Sin embargo, mis derroteros hoy se dirigen, como de costumbre, por atajos bastante menos lustrosos y versan exclusivamente sobre un efecto indeseado del juicio benevolente del que os hablaba, el cual especialmente me irrita. No hay grotesca elegía que no contenga una "confidencia" del allegado que desmonte todo lo que nos ha parecido el fiambre a través de sus obras y sus palabras durante toda su puñetera vida. Pasmado me quedé cuando lo primero que escuché hace un par de días en boca de algún conocido del popular Manolo Escobar, templado todavía, que el ínclito velado era un hombre culto e ilustrado. Resulta que el mismo pájaro que se ha ganado el pan durante la torta de años no con el sudor de su frente sino con guiones que contenían aforismos como el de "si una mujer no cose y no reza, para mí no es una mujer" o estribillos del estilo "no me gusta que a los toros te pongas la minifalda", era un Jean Jacques Rousseau en sus charlas de cinquillo, brasero y mesa camilla. Vamos, como se puede observar, un tipo que predicaba sin rubor todo aquello que los hijos deseamos para nuestras madres, los maridos para nuestras mujeres y los padres para nuestras hijas. Acabáramos.

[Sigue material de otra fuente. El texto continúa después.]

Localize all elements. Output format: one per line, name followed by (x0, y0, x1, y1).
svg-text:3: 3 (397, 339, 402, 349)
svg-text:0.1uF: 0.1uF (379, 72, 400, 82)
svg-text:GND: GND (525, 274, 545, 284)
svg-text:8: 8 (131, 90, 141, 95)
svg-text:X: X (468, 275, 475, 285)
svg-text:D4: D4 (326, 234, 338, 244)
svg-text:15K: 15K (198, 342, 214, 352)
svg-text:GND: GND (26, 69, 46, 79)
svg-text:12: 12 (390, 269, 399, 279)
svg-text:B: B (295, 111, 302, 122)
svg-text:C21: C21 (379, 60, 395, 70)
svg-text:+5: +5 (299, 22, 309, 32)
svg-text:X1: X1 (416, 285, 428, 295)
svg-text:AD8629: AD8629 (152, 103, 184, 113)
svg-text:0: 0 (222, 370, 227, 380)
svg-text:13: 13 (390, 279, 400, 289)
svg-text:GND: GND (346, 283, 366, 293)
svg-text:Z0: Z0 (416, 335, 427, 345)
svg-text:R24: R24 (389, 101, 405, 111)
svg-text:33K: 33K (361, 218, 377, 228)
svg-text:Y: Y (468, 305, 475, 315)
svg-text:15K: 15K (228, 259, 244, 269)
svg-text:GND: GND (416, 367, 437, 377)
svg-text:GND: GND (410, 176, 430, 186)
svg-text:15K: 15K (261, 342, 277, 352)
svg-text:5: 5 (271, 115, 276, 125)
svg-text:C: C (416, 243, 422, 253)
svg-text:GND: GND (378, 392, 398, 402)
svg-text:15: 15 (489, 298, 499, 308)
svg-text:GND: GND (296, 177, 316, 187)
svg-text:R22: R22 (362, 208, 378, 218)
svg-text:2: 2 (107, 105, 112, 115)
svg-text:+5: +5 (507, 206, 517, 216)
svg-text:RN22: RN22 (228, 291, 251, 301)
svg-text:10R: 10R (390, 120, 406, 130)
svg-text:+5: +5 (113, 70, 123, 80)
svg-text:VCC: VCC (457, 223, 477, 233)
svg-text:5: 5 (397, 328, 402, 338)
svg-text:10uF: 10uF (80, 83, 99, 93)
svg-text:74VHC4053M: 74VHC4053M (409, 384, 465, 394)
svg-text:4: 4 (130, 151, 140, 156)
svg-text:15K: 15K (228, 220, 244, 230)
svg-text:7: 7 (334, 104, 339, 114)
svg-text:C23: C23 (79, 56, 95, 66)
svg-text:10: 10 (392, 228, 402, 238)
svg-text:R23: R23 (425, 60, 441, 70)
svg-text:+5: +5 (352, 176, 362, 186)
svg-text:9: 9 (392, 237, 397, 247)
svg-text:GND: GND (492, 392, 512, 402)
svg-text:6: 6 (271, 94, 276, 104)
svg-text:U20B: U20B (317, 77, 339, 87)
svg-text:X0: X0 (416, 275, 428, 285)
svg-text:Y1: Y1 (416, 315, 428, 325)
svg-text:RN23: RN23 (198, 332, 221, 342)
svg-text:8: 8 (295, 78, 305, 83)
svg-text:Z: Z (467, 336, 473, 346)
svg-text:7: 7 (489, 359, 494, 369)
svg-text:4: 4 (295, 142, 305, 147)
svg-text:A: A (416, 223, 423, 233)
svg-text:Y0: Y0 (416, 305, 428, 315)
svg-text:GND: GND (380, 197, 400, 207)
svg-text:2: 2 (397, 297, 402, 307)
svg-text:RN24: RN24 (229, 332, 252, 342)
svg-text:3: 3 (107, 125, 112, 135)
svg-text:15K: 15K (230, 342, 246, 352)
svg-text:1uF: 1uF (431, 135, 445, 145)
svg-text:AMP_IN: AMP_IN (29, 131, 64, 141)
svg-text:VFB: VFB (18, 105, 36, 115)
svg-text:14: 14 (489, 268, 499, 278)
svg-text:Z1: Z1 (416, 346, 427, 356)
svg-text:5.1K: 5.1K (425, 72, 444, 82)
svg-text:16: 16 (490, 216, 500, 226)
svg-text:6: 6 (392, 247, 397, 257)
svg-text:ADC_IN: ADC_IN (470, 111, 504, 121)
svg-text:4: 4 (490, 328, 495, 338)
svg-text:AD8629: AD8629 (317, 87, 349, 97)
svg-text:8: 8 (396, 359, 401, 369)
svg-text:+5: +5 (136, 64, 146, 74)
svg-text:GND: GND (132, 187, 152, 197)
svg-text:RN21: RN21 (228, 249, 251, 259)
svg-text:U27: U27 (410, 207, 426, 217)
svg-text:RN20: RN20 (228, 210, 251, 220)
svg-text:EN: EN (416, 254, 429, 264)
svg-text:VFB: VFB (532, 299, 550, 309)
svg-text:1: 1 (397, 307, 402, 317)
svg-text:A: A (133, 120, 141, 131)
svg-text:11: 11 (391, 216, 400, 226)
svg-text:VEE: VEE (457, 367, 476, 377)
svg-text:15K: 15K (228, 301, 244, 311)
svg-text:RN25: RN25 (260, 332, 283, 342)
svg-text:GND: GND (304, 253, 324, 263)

Y así se escribe la historia de los cadáveres ibéricos; nada de medias tintas. Los zafios, violentos y groseros resultaron ser hermanitas de la caridad de puertas para dentro aunque el pestilente humo de su incineración acredite lo contrario; los setas, aburridos y sujetos habituales del mundo de los grises contaban con un excepcional sentido del humor que debían manifestar exclusivamente en el cuarto de estar de su casa; los torpes escénicos cantaban como ángeles en la ducha y así hasta donde queráis estirar el chicle. Porque en el fondo de toda esta panoplia de estupideces y sinsentidos no late otra cosa sino el exitoso principio de esa patética disciplina llamada coaching: dentro de tí hay un botín de habilidades por explotar. Regla de oro para vendedores de biblias del siglo XXI, que cae por su propio peso sólo con observar lo que sale de uno a eso de las 07.30 de la mañana mientras repasa el Twitter o se imagina pertrechado tras una barrera de escudos en una loma de la Dumnonia soportando el azote de los sais, según describe con especial tino la prosa de Cornwell. Si tu miopía no te alcanza para verlo, ponte las gafas al levantarte y no olvides tu dieta rica en fibra.
P.S. Que está bien creer en uno mismo aunque haga frío como canta Luter, pero sin pasarse.